Basada en hechos reales, esta fuga había sido contada por el argentino Claudio Tamburrini en una novela autobiográfica. Sobre ese texto se apoya ahora la película para recrear los padecimientos de varios muchachos retenidos y torturados en un centro clandestino de detención durante la dictadura militar que gobernó la Argentina entre 1976 y 1983. En ese grupo de cautivos hay militantes estudiantiles y también hay guerrilleros, pero la ferocidad del aparato represivo cae igualmente sobre todos ellos con un repertorio de apremios físicos que sólo en una escena son mostrados frontalmente. Esa sobriedad no rebaja el dramatismo del cuadro, porque la violencia también estalla en el trámite verbal entre los alaridos de los carceleros y el lamento de sus víctimas, y además porque las señales del tormento están marcadas durante buena parte del relato en el cuerpo desnudo de los prisioneros. El resultado es una vigorosa estampa del horror que se vivió en la época: el episodio narrado comienza en noviembre de 1977 y se cierra en marzo de 1978, cuando cuatro de los muchachos consiguen escapar de su encierro.
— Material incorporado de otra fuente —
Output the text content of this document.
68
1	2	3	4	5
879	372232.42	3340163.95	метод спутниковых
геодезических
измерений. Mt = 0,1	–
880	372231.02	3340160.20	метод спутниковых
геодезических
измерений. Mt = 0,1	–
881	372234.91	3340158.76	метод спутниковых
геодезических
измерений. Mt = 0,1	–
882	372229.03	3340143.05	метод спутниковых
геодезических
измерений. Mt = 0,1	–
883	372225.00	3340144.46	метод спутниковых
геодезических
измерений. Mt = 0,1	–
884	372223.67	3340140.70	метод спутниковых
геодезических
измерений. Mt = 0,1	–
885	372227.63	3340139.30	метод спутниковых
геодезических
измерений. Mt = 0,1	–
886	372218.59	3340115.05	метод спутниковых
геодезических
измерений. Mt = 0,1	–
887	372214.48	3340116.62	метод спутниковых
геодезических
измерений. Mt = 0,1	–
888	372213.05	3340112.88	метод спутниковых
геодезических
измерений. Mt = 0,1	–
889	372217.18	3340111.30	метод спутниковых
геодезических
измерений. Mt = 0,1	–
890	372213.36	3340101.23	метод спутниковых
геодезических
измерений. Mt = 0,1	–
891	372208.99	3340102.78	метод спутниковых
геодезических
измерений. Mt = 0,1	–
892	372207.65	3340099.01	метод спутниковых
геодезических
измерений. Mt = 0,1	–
La capacidad más visible del director Israel Adrián Caetano, un uruguayo a cargo de este film argentino, consiste en la veracidad que logra arrancar de su reconstrucción.
En casi todo momento es estremecedor el clima con que Caetano envuelve esa batalla entre la intimidación y el miedo, no sólo porque visualmente hay un esmero en el escenario penumbroso y deshumanizado del lugar (una vieja quinta abandonada de la localidad de Morón), sino porque todo el elenco aporta además su propia convicción, que alcanza niveles intensos en el protagonista Rodrigo de la Serna y en el carcelero que compone Pablo Echarri. De esa calidad sólo debe descontarse la incapacidad de la actriz que retrata al comienzo a una madre espantada y más adelante unos pocos artificios en el diálogo. Pero todo el resto consigue conmover a su espectador y eso debe reconocerse doblemente, en primer lugar porque demuestra el empeño con que enfrentaron el desafío Caetano y su equipo, y en segundo lugar porque estos hechos forman parte de un necesario testimonio sobre épocas que a nivel regional no siempre se han evocado (en teatro ni en cine) con este control, esta fidelidad y esta energía expresiva. La calidad se mantiene cuando el cuarteto prepara y lleva a cabo su fuga de la oscura Mansión Seré, porque la película sabe eludir el sesgo aventuresco del caso, que pudo trivializar toda la propuesta, aplicando al operativo un nervio y una tensión que reflejan el constante temor de los personajes y el de la gente con la que se cruzan. Asombrosamente, esa huida tuvo éxito y las leyendas finales dan cuenta del destino que tendrían esos cuatro prófugos que hilaron habilidosamente su liberación. Uno pasaría a vivir en Francia, otro lograría escapar hacia Barcelona y otro se radicaría en Suecia, que es quien más tarde dejó constancia escrita del episodio.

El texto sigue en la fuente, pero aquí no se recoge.